Darrell Schlom
Breaking rules to rethink research hypotheses
"When you are an engineer, scientific principles that you learn and apply make you speak up. If you see that some analysis is wrong, you say so. And it's not to be obnoxious. It is because the science said so and it becomes a gut reaction. This is the way scientists interact and progress is made." Nowadays, Darrell Schlom is in the middle of a long and productive career as a materials scientist, but back in 1998 he was an untenured junior faculty at Penn State, just getting his lab up and running. A senior professor had been invited to a conference, but passed his invitation on to Schlom. The conference had been organized by Sematech, a chip-maker research consortium, and Schlom was not particularly interested in going.
"But when a senior faculty member asks you to do something and you are untenured, you pretty much do it." So, Schlom agreed.
The conference had been called by Sematech to address the problem of electron leakage. As problems go, electron leakage may not be very high on your list. But to a microprocessor manufacturer, electron leakage is a big deal. As computer chips got smaller and smaller from the 1960s through the 1990s, they followed what became known as Moore's Law, which predicted that the density of transistors on computer chips would double roughly every two years.
In 1997, Intel, IBM, Hewlett-Packard, and the other members of Sematech sent out an SOS to the research world warning that they were approaching a natural end to Moore's Law if the problem of electron leakage could not be solved. To fit more and more transistors on a chip through the 60s, 70s, 80s and 90s, the transistors has shrunk in all directions, including the thickness of the insulating layer of silicon dioxide. The chip manufacturers predicted that if the layer got any thinner, the torrent of electrons leaking through would drain too much power and create too much heat for devices to be effective.
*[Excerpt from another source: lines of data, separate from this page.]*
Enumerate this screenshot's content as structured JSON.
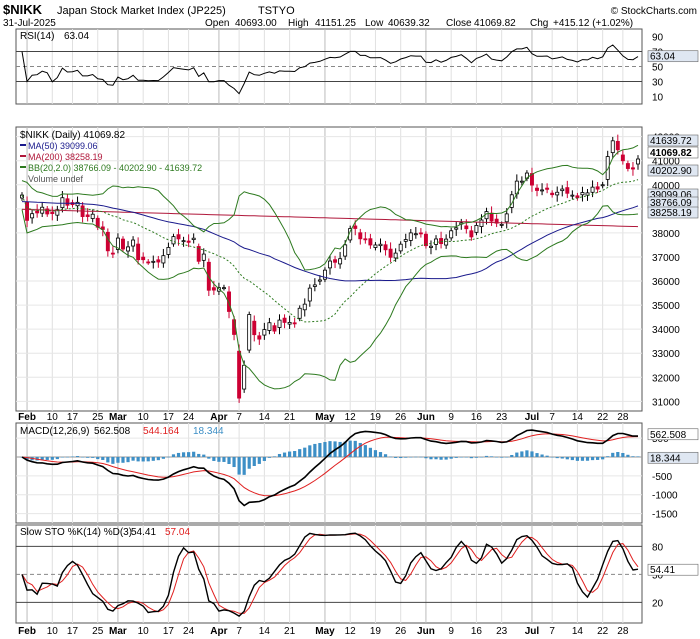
{
  "header": {
    "symbol": "$NIKK",
    "name": "Japan Stock Market Index (JP225)",
    "exchange": "TSTYO",
    "date": "31-Jul-2025",
    "open_label": "Open",
    "open": "40693.00",
    "high_label": "High",
    "high": "41151.25",
    "low_label": "Low",
    "low": "40639.32",
    "close_label": "Close",
    "close": "41069.82",
    "chg_label": "Chg",
    "chg": "+415.12 (+1.02%)",
    "watermark": "© StockCharts.com"
  },
  "rsi": {
    "label": "RSI(14)",
    "value": "63.04",
    "ticks": [
      "90",
      "70",
      "50",
      "30",
      "10"
    ],
    "tag": "63.04"
  },
  "price": {
    "label": "$NIKK (Daily) 41069.82",
    "ma50_label": "MA(50) 39099.06",
    "ma200_label": "MA(200) 38258.19",
    "bb_label": "BB(20,2.0) 38766.09 - 40202.90 - 41639.72",
    "volume_label": "Volume undef",
    "ticks": [
      "42000",
      "41000",
      "40000",
      "39000",
      "38000",
      "37000",
      "36000",
      "35000",
      "34000",
      "33000",
      "32000",
      "31000"
    ],
    "tags": {
      "bb_upper": "41639.72",
      "close": "41069.82",
      "bb_mid": "40202.90",
      "ma50": "39099.06",
      "bb_lower": "38766.09",
      "ma200": "38258.19"
    }
  },
  "macd": {
    "label": "MACD(12,26,9)",
    "v1": "562.508",
    "v2": "544.164",
    "v3": "18.344",
    "ticks": [
      "500",
      "0",
      "-500",
      "-1000",
      "-1500"
    ],
    "tags": {
      "macd": "562.508",
      "hist": "18.344"
    }
  },
  "sto": {
    "label": "Slow STO %K(14) %D(3)",
    "v1": "54.41",
    "v2": "57.04",
    "ticks": [
      "80",
      "50",
      "20"
    ],
    "tag": "54.41"
  },
  "xaxis": [
    "Feb",
    "10",
    "17",
    "25",
    "Mar",
    "10",
    "17",
    "24",
    "Apr",
    "7",
    "14",
    "21",
    "May",
    "12",
    "19",
    "26",
    "Jun",
    "9",
    "16",
    "23",
    "Jul",
    "7",
    "14",
    "22",
    "28"
  ],
  "colors": {
    "up": "#000000",
    "down": "#cc0033",
    "ma50": "#1a1a8c",
    "ma200": "#b0173a",
    "bb": "#2d7a1f",
    "macd_signal": "#e02020",
    "hist": "#3d8fc6",
    "rsi_up": "#3c7a3c",
    "rsi_down": "#8c5a5a",
    "tag_bg": "#dfe7f2"
  },
  "chart_data": {
    "type": "candlestick",
    "x": [
      "2025-01-31",
      "2025-02-03",
      "2025-02-04",
      "2025-02-05",
      "2025-02-06",
      "2025-02-07",
      "2025-02-10",
      "2025-02-12",
      "2025-02-13",
      "2025-02-14",
      "2025-02-17",
      "2025-02-18",
      "2025-02-19",
      "2025-02-20",
      "2025-02-21",
      "2025-02-25",
      "2025-02-26",
      "2025-02-27",
      "2025-02-28",
      "2025-03-03",
      "2025-03-04",
      "2025-03-05",
      "2025-03-06",
      "2025-03-07",
      "2025-03-10",
      "2025-03-11",
      "2025-03-12",
      "2025-03-13",
      "2025-03-14",
      "2025-03-17",
      "2025-03-18",
      "2025-03-19",
      "2025-03-21",
      "2025-03-24",
      "2025-03-25",
      "2025-03-26",
      "2025-03-27",
      "2025-03-28",
      "2025-03-31",
      "2025-04-01",
      "2025-04-02",
      "2025-04-03",
      "2025-04-04",
      "2025-04-07",
      "2025-04-08",
      "2025-04-09",
      "2025-04-10",
      "2025-04-11",
      "2025-04-14",
      "2025-04-15",
      "2025-04-16",
      "2025-04-17",
      "2025-04-18",
      "2025-04-21",
      "2025-04-22",
      "2025-04-23",
      "2025-04-24",
      "2025-04-25",
      "2025-04-28",
      "2025-04-30",
      "2025-05-01",
      "2025-05-02",
      "2025-05-07",
      "2025-05-08",
      "2025-05-09",
      "2025-05-12",
      "2025-05-13",
      "2025-05-14",
      "2025-05-15",
      "2025-05-16",
      "2025-05-19",
      "2025-05-20",
      "2025-05-21",
      "2025-05-22",
      "2025-05-23",
      "2025-05-26",
      "2025-05-27",
      "2025-05-28",
      "2025-05-29",
      "2025-05-30",
      "2025-06-02",
      "2025-06-03",
      "2025-06-04",
      "2025-06-05",
      "2025-06-06",
      "2025-06-09",
      "2025-06-10",
      "2025-06-11",
      "2025-06-12",
      "2025-06-13",
      "2025-06-16",
      "2025-06-17",
      "2025-06-18",
      "2025-06-19",
      "2025-06-20",
      "2025-06-23",
      "2025-06-24",
      "2025-06-25",
      "2025-06-26",
      "2025-06-27",
      "2025-06-30",
      "2025-07-01",
      "2025-07-02",
      "2025-07-03",
      "2025-07-04",
      "2025-07-07",
      "2025-07-08",
      "2025-07-09",
      "2025-07-10",
      "2025-07-11",
      "2025-07-14",
      "2025-07-15",
      "2025-07-16",
      "2025-07-17",
      "2025-07-18",
      "2025-07-22",
      "2025-07-23",
      "2025-07-24",
      "2025-07-25",
      "2025-07-28",
      "2025-07-29",
      "2025-07-30",
      "2025-07-31"
    ],
    "series": [
      {
        "name": "$NIKK",
        "close": [
          39572,
          38520,
          38798,
          38831,
          39066,
          38787,
          38801,
          38963,
          39461,
          39149,
          39174,
          39270,
          38678,
          38678,
          38776,
          38237,
          38142,
          37256,
          37155,
          37785,
          37331,
          37418,
          37704,
          36887,
          36887,
          36793,
          36819,
          36790,
          37053,
          37396,
          37845,
          37751,
          37677,
          37608,
          37780,
          36820,
          37120,
          35617,
          35624,
          35725,
          35725,
          34735,
          33780,
          31136,
          32500,
          34609,
          33771,
          33586,
          33982,
          34267,
          33920,
          34377,
          34280,
          34280,
          34220,
          34868,
          35039,
          35705,
          35839,
          36045,
          36452,
          36830,
          36779,
          36928,
          37503,
          38183,
          38183,
          37755,
          37753,
          37498,
          37498,
          37529,
          37299,
          36985,
          37160,
          37531,
          37724,
          38000,
          37965,
          37965,
          37470,
          37446,
          37747,
          37554,
          37741,
          38088,
          38211,
          38421,
          38173,
          37834,
          38311,
          38536,
          38885,
          38488,
          38403,
          38354,
          38790,
          39584,
          40151,
          40150,
          40487,
          39986,
          39762,
          39785,
          39810,
          39588,
          39688,
          39821,
          39646,
          39569,
          39459,
          39678,
          39663,
          39901,
          39819,
          40000,
          41171,
          41826,
          41456,
          40998,
          40675,
          40654,
          41070
        ]
      },
      {
        "name": "MA(50)"
      },
      {
        "name": "MA(200)"
      },
      {
        "name": "BB(20,2.0)"
      }
    ],
    "ylim": [
      30600,
      42400
    ]
  }
}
They needed help and they were asking the community of researchers to put their minds to the problem.
Darrell Schlom did not know much about the production of computer microprocessors, but he did know a heck of a lot about a class of materials called oxides. He prepared for the conference by reading up on what the other conference attendees were going to present. He also saw a list of materials the consortium of chip-makers was recommending as possible replacements for silicon dioxide as the insulating layer on chips. All of the materials on the list were oxides.
The reason Schlom knew so much about oxides can be traced back directly to basic scientific curiosity. In 1992 he was in his first year as a professor at Penn State and he did not yet have a lab to work in. He knew that once he had a lab up and running he was going to want to layer various oxides onto silicon. These sorts of materials had all sorts of interesting and useful properties. But, they could not work very well if the oxide reacted with the silicon it was layered on. A reaction between the silicon and the oxide would interfere with the properties and performance of both materials.
Without a lab to test materials, Schlom and an undergraduate student went back to the books. Specifically, to an enormous desk reference work listing a number called the Gibbs Free Energy value of every element in the periodic table, as well as that of every known oxide. Using the Gibbs Free Energy values, you can determine if they will react with each other under certain conditions of temperature and pressure. Schlom and his student, Kevin James Hubbard, tabulated and published tables of reactivity for a large number of oxides with silicon. Their work was the basis for Hubbard's senior thesis in 1993 and an academic paper published in 1996.
Because of his intimate familiarity with oxides and their reactivity with silicon, Schlom knew that all of the replacements recommended for further research by the chip makers would not work. He knew because the science told him so. He had already done (and published) the math. When he presented his work at the conference, there were some perturbed scientists in the audience. Their research, (and their funding), was based on those now-discredited possibilities. In his presentation, Schlom did not simply eliminate the list of possibilities. He also added a few compounds that he knew (mathematically, anyway) would work to insulate microprocessors in very thin layers without leaking electrons.
Along with some discomfited researchers, also in the audience was Baylor Triplett, from Intel. He immediately understood the repercussions of Schlom's work and invited Schlom to join in the consortium-financed efforts to find a replacement for silicon dioxide. Schlom's career blossomed from there and brought him to Cornell, where he has found a welcoming home for his interest in studying scientific fundamentals and asking the important question: "How can we do things better?" The materials Schlom identified as promising possibilities for the next generation of chip insulation did in fact work out and Moore's Law has continued to hold true, for now.
Schlom, now a tenured professor with eight patents and the recipient of numerous awards, is still doing research into topics of fundamental interest. As part of a multidisciplinary team, he is creating new oxides with unprecedented properties relevant to a host of applications. Schlom is still following his curiosity and going where the science leads him, just like he did in 1998 when he helped redefine the field of microprocessor technology.